28.11.2016
Arbeitszeit: flexibel mit Tarif

In die Diskussion um Industrie 4.0 und Digitalisierung bringen die Arbeitgeber derzeit gern den Hinweis ein, das Arbeitszeitgesetz sei künftig überholt und behinderte als Flexibilitätsbremse den Übergang in die Zukunft der Arbeit. Wissenschaftlich gesehen ist das kaum zu halten - der bestehende gesetzliche Rahmen bietet in Verbindung mit entsprechenden Tarifverträgen längst genug Flexibilität.

Das Wirtschafts- und Sozialwissenschaftlichen Instituts der Hans-Böckler-Stiftung (WSI) veröffentlicht eine Studie, für die ein repräsentativer Querschnitt der deutschen Tariflandschaft unter Gesichtspunkten der Arbeitszeitflexibilität untersucht wurde. Das Ergebnis auf den Punkt gebracht: Pauschale Forderungen nach noch mehr Flexibilisierung und einer Aufweichung des Arbeitszeitgesetzes sind nicht nur unnötig, sondern würden obendrein die Probleme der Beschäftigten verschärfen, Arbeit und Privatleben unter einen Hut zu bringen.
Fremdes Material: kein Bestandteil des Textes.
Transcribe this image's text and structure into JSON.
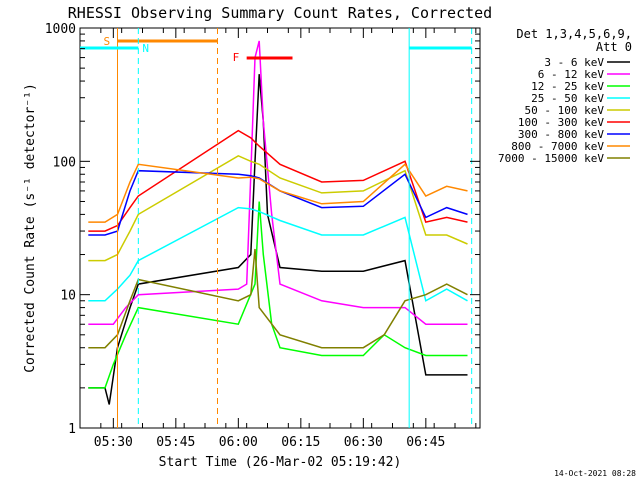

Unter (noch) flexibleren Arbeitszeiten stellen sich Arbeitgeber naturgemäß anderes vor als Beschäftigte. Sie würden am liebsten je nach Bedarf länger arbeiten lassen können, ohne durch Stundenlimits und Ruhezeiten Rücksicht eingeschränkt zu werden. Die Arbeitnehmer_innen ihrerseits hätten vor allem gern bessere Möglichkeiten, ihre Arbeitszeit an individuelle Bedürfnisse anzupassen.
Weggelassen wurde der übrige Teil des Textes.